Anchored and Unanchored matches¶
Normally matches
will only return True if the pattern matches the entire
input-sequence. This is because the search is anchored at both the start and
end. You can change this with the arguments start
and end
which
control whether or not the match is anchored at the start of the input-sequence
and/or the end of the input-sequence, respectively.
For example, it is common to only want to match against the first part of a sequence. To do this, we would set the optional argument end to False. We have seen a few examples of this already.
Another common scenario is wanting to find a matching anywhere in the sequence. To do this, we would set both start and end to False.
from regex4seq import *
# This pattern matches the sequence "a" followed by "b".
pattern = Item("a") & Item("b")
pattern.matches("this sequence contains ab somewhere", start=False, end=False)
# True
Match without binding¶
Because binding match variables can strongly impact performance, we sometimes want
to turn off the binding. We can do this by setting the optional argument
namespace
to False. Note that the ‘suchthat’ predicates are still run
although the ‘extract’ functions will not be used.
Match with all possible bindings¶
A match variable might actually be bound multiple times throughout a match. Normally only the first match is returned. But we can find all possible matches by supplying the history option. This is a dictionary that maps variable names into their counterparts. These counterparts will be bound to a sequence (deque) of all the matches made to that variable during a successful match.
from regex4seq import *
pattern = Item("a").var("match") & Item("b").var("match")
ns = pattern.matches("this sequence contains ab somewhere", start=False, end=False, history={'match':'all_matches'})
ns
# namespace(match='a', all_matches=deque(['a', 'b']))

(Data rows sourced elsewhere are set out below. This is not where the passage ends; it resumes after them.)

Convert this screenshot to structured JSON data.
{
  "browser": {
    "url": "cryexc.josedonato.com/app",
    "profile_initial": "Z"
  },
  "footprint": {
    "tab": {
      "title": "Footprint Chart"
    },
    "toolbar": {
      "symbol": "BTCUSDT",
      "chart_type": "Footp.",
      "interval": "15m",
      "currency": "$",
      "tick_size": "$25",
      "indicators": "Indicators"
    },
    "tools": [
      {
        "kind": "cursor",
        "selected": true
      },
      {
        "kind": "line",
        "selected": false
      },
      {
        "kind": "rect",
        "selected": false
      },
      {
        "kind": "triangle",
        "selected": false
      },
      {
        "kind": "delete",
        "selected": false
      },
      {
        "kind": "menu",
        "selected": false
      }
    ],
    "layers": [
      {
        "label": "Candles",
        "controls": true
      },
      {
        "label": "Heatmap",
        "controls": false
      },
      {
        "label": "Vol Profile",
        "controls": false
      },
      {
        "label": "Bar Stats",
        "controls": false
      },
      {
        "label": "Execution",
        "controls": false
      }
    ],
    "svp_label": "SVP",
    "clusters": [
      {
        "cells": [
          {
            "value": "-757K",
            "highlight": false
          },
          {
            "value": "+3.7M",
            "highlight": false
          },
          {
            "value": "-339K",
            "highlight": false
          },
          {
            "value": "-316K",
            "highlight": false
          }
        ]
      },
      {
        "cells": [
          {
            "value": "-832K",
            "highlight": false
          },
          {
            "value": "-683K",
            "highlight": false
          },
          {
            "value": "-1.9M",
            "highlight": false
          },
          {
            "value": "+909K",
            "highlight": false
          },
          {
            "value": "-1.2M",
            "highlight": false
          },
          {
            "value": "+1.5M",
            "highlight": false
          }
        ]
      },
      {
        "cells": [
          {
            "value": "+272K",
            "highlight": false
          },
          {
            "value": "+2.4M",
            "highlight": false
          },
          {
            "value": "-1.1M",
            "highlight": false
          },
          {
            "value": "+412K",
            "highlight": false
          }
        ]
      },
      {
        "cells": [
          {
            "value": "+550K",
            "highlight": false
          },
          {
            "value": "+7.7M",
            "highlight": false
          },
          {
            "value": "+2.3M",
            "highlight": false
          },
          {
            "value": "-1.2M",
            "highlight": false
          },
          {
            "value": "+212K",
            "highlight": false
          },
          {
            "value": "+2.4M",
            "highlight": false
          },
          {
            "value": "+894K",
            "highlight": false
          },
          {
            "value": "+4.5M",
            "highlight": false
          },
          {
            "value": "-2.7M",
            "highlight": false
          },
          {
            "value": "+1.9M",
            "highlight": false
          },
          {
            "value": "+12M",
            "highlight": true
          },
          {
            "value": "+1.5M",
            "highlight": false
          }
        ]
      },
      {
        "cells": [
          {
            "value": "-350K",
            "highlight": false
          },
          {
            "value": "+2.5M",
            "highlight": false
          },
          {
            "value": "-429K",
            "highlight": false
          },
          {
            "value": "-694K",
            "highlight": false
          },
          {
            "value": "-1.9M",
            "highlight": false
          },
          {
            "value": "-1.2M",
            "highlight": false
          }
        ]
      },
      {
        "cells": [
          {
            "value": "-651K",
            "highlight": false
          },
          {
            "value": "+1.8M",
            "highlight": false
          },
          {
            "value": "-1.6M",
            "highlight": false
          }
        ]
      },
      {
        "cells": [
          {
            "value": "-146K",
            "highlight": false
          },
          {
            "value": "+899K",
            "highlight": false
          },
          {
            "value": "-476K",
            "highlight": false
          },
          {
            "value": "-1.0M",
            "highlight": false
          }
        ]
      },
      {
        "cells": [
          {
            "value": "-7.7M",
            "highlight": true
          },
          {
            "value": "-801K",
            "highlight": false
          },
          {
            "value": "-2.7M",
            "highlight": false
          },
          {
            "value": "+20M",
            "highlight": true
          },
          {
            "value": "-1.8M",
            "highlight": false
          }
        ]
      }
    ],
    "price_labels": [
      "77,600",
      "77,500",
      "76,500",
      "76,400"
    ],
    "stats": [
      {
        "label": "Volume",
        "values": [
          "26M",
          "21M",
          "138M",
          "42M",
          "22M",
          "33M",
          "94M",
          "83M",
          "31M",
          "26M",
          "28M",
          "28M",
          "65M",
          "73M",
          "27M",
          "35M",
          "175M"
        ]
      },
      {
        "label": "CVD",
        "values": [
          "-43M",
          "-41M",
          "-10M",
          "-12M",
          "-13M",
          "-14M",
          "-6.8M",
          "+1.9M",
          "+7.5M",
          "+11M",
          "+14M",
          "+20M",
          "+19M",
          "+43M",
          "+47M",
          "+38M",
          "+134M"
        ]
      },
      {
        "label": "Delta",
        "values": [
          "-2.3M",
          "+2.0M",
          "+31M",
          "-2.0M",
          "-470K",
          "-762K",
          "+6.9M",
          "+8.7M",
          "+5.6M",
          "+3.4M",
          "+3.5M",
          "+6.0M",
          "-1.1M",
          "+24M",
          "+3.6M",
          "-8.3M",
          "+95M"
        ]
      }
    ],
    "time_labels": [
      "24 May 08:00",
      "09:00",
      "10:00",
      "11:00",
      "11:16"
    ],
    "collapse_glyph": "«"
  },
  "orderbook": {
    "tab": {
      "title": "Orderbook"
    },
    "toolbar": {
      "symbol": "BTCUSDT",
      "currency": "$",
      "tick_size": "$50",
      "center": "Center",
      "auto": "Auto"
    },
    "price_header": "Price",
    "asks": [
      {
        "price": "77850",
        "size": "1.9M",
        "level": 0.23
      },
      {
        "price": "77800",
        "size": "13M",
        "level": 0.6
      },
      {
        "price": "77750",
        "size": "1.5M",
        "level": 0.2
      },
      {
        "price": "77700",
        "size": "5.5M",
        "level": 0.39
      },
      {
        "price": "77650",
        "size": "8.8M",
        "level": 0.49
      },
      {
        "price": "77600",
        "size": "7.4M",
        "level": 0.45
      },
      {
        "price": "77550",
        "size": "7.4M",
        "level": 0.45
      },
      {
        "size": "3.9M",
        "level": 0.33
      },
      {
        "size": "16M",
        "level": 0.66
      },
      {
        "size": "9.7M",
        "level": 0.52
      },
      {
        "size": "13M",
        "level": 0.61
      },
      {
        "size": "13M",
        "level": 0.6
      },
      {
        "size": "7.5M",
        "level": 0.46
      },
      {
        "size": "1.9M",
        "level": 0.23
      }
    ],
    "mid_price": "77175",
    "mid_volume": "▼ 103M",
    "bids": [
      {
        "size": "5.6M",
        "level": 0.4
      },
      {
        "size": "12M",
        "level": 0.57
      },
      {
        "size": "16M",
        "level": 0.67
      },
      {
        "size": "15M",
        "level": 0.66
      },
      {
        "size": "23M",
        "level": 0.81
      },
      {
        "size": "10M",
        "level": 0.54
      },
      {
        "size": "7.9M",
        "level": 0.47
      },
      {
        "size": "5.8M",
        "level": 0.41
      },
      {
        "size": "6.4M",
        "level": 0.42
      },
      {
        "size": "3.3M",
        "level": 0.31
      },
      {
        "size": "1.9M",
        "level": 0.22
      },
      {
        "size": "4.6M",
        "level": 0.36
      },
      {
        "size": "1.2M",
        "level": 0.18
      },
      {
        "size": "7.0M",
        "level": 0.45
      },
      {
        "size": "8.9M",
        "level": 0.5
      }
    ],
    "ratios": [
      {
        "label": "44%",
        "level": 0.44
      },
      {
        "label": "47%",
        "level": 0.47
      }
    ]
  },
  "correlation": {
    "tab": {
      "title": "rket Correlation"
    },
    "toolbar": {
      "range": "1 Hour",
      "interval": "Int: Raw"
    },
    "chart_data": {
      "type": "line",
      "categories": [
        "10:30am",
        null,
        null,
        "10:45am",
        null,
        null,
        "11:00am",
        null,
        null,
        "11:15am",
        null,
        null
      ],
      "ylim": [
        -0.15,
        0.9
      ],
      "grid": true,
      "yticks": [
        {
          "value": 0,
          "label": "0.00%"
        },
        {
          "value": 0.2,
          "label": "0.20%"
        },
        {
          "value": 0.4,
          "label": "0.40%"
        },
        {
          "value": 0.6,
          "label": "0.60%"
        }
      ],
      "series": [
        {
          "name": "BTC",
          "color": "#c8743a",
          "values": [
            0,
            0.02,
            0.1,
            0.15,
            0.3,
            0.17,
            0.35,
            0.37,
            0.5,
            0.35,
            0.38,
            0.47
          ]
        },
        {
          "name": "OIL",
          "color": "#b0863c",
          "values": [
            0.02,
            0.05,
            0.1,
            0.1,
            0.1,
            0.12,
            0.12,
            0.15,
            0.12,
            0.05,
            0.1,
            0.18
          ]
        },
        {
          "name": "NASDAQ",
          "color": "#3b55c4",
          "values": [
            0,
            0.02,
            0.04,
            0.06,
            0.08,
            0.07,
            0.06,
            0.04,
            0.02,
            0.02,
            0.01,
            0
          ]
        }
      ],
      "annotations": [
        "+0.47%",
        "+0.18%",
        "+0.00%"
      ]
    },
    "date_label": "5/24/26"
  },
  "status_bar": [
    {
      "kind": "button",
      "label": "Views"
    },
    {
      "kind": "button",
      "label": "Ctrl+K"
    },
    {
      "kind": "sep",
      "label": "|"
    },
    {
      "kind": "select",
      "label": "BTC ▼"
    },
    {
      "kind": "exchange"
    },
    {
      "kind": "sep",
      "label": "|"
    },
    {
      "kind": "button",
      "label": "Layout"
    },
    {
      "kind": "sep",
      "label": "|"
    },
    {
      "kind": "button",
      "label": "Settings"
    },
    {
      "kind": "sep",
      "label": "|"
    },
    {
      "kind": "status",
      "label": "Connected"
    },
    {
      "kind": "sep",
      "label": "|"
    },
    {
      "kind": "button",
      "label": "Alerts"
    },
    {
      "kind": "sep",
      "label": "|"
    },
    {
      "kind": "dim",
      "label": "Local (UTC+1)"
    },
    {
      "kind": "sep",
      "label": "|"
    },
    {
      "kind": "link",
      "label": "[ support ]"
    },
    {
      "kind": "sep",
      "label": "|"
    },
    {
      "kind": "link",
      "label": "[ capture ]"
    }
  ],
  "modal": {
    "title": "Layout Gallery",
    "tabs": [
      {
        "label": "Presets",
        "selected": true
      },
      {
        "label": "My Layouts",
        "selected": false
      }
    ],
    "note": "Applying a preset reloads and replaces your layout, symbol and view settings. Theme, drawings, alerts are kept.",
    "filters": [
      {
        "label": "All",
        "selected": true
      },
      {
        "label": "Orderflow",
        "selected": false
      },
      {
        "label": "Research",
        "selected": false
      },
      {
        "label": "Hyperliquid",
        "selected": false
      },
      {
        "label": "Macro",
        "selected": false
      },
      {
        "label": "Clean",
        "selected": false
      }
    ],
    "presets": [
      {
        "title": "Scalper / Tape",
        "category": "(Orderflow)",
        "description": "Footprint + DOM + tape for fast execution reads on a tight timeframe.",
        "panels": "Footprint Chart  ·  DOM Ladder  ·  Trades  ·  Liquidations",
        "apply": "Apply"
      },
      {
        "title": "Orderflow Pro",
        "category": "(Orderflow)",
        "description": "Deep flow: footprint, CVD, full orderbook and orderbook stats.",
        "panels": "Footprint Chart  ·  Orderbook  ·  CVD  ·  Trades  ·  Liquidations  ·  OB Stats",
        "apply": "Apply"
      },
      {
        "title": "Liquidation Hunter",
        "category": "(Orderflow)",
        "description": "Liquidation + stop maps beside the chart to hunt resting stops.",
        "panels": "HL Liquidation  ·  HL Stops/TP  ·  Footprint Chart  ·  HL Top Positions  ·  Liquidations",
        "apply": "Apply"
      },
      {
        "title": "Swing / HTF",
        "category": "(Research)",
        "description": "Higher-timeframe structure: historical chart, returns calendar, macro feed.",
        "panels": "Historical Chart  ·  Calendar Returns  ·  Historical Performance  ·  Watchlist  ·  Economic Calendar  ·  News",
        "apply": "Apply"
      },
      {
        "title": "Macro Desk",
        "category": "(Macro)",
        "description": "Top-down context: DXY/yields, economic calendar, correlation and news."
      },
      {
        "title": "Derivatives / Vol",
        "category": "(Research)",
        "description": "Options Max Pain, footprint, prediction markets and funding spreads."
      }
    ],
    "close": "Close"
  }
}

Find all possible matches¶
We can use the method findAllMatches
to find all possible matches. This
works by returning a generator of namespace objects (or True if there are no
matches).
from regex4seq import *
pattern = ((Item("a") & Item("b")) | Item("c")).var("match")
for ns in pattern.findAllMatches("this sequence contains ab somewhere", start=False, end=False):
print(ns.match)
# c
# c
# ab